GQG Partners (ASX: GQG) Chairman and Chief Investment Officer Rajiv Jain said the fund, which has US$161 billion (A$248 billion) under management, underweights these stocks and struggles to find companies that justify their high valuations.
He said that as a ‘bottom-up’ investor GQG’s job was to find investments that provided compound growth at a reasonable rate, which he defined as ‘high single-digit or low double-digit’ rates.
“I don’t see how that happens if you are paying very high multiples with slowing growth,” Jain told the Morningstar Investment Conference.
Many of the so-called ‘Magnificent Seven’ (Nvidia, Tesla, Microsoft, Alphabet, Amazon, Apple and Meta Platforms) companies were mature and had their own issues to deal with.

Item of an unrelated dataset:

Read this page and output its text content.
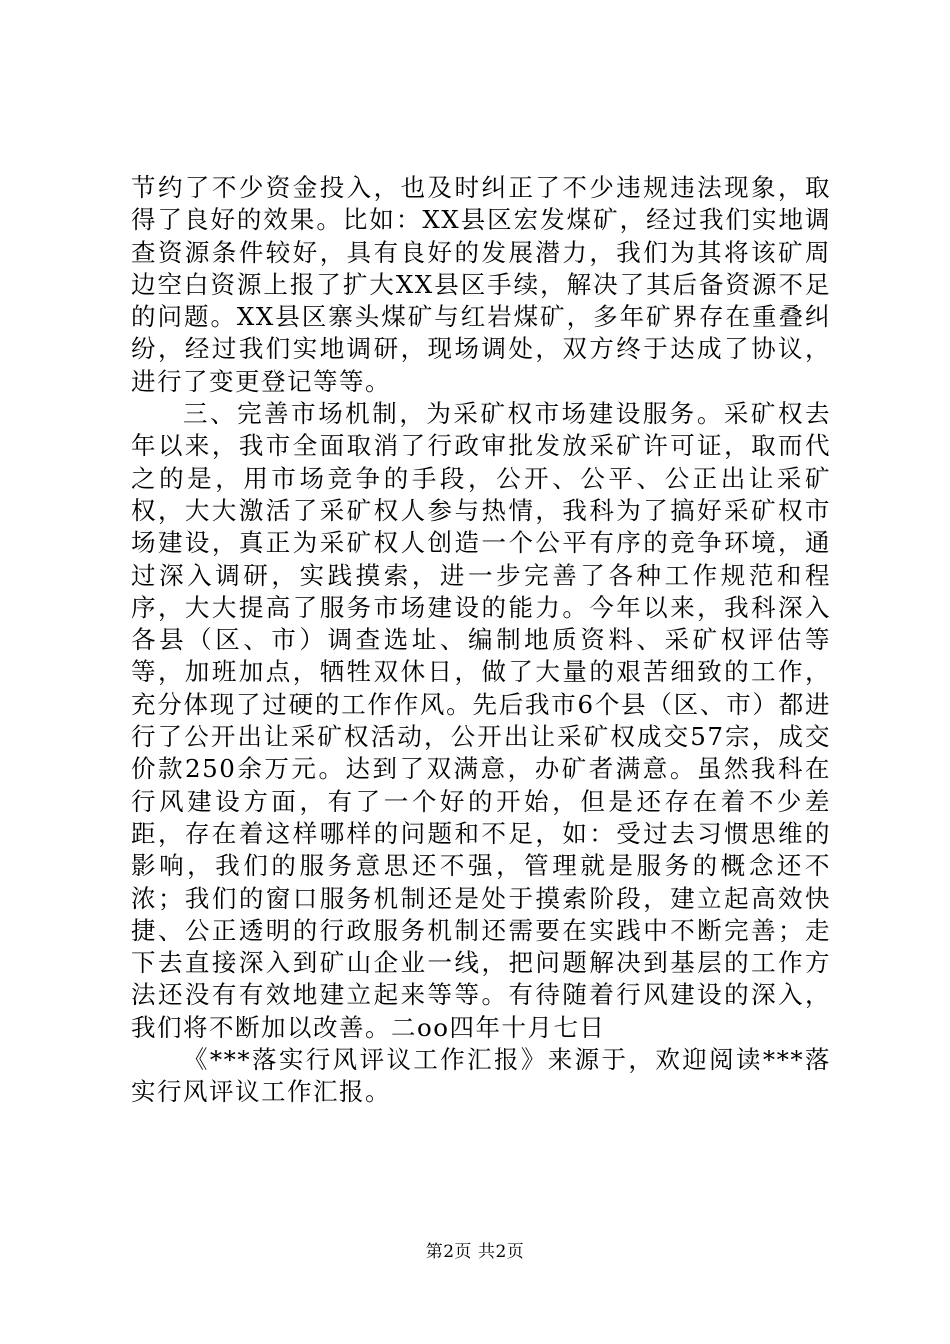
节约了不少资金投入，也及时纠正了不少违规违法现象，取得了良好的效果。比如：XX县区宏发煤矿，经过我们实地调查资源条件较好，具有良好的发展潜力，我们为其将该矿周边空白资源上报了扩大XX县区手续，解决了其后备资源不足的问题。XX县区寨头煤矿与红岩煤矿，多年矿界存在重叠纠纷，经过我们实地调研，现场调处，双方终于达成了协议，进行了变更登记等等。

三、完善市场机制，为采矿权市场建设服务。采矿权去年以来，我市全面取消了行政审批发放采矿许可证，取而代之的是，用市场竞争的手段，公开、公平、公正出让采矿权，大大激活了采矿权人参与热情，我科为了搞好采矿权市场建设，真正为采矿权人创造一个公平有序的竞争环境，通过深入调研，实践摸索，进一步完善了各种工作规范和程序，大大提高了服务市场建设的能力。今年以来，我科深入各县（区、市）调查选址、编制地质资料、采矿权评估等等，加班加点，牺牲双休日，做了大量的艰苦细致的工作，充分体现了过硬的工作作风。先后我市6个县（区、市）都进行了公开出让采矿权活动，公开出让采矿权成交57宗，成交价款250余万元。达到了双满意，办矿者满意。虽然我科在行风建设方面，有了一个好的开始，但是还存在着不少差距，存在着这样哪样的问题和不足，如：受过去习惯思维的影响，我们的服务意思还不强，管理就是服务的概念还不浓；我们的窗口服务机制还是处于摸索阶段，建立起高效快捷、公正透明的行政服务机制还需要在实践中不断完善；走下去直接深入到矿山企业一线，把问题解决到基层的工作方法还没有有效地建立起来等等。有待随着行风建设的深入，我们将不断加以改善。二oo四年十月七日

《***落实行风评议工作汇报》来源于，欢迎阅读***落实行风评议工作汇报。

第2页 共2页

“As somebody said, this almost looks like the ‘nifty 50’ except from the 1970s,” he said, referring to the large blue-chip U.S. companies that investors were comfortable to buy at any price and holding in that era.
Jain said some tech businesses were “over-earning” and much more likely to face slower growth in the next three to five years while other businesses in that sector were comfortable with their albeit slower growth, and said, "we should do better".
He said Chinese artificial intelligence (AI) start-up DeepSeek’s announcement in January that it had created a large language model at a fraction of the cost of its larger competitors was a “pretty seismic event”.
It showed that "things can be done more efficiently” which would lower the long-run cost of computing but also that the revenue growth of some AI companies was likely to slow down from the high levels of the last two years.
Jain said earnings that had displayed “massive spikes" tended to peter out rather than be sustained over the long term.
“I think some of these stocks are not pricing that in,” he said.
At the time of writing QGQ shares were trading down 2.5 cents (1.11%) at $2.24, capitalising the company at $6.61 billion.